Kiki Kienge
RDC : 46e sur 54 en Afrique, 171e au monde, près de 7 Congolais sur 10 vivent encore dans la pauvreté
Malgré son immense potentiel minier et ses ressources naturelles parmi les plus importantes de la planète, la République démocratique du Congo (RDC) continue d’afficher des indicateurs sociaux parmi les plus préoccupants du continent africain.

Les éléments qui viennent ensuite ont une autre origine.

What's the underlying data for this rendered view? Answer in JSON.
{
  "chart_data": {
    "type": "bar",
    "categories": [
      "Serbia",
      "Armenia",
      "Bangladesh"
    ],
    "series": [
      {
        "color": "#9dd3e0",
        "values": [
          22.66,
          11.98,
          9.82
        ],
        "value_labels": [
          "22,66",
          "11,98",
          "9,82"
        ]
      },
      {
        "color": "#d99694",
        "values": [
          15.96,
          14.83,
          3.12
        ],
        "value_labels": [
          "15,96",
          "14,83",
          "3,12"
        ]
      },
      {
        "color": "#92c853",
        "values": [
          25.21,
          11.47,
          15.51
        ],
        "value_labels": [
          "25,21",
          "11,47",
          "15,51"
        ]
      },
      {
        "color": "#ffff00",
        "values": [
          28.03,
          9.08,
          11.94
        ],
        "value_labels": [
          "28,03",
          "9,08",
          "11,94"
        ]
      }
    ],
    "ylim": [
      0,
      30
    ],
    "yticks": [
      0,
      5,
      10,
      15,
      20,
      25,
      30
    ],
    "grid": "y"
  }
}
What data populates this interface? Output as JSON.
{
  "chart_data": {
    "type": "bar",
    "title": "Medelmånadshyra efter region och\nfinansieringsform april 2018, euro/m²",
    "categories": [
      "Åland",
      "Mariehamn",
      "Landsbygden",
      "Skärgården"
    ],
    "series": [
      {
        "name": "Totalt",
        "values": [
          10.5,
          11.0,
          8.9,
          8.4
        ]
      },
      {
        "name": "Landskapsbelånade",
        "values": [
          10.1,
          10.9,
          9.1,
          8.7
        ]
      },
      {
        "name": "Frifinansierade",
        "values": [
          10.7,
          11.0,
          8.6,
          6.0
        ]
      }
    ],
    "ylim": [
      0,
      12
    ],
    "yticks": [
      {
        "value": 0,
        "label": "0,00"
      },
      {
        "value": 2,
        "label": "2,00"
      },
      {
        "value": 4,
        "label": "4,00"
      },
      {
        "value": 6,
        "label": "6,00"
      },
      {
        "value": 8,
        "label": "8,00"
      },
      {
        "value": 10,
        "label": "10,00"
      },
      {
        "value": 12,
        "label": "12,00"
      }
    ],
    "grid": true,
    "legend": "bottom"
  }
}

Selon les dernières données de l’Indice de développement humain (IDH) du Programme des Nations unies pour le développement (PNUD), la RDC occupe la 46e place sur 54 pays africains et se classe entre la 171e et la 172e place sur 193 pays au niveau mondial. Un positionnement qui traduit les difficultés persistantes du pays en matière d’éducation, de santé et de niveau de vie.
Plus préoccupant encore, près de 69 % de la population congolaise vit sous le seuil de pauvreté. En d’autres termes, près de sept Congolais sur dix peinent encore à satisfaire leurs besoins essentiels, malgré plusieurs années de croissance économique portée principalement par le secteur minier.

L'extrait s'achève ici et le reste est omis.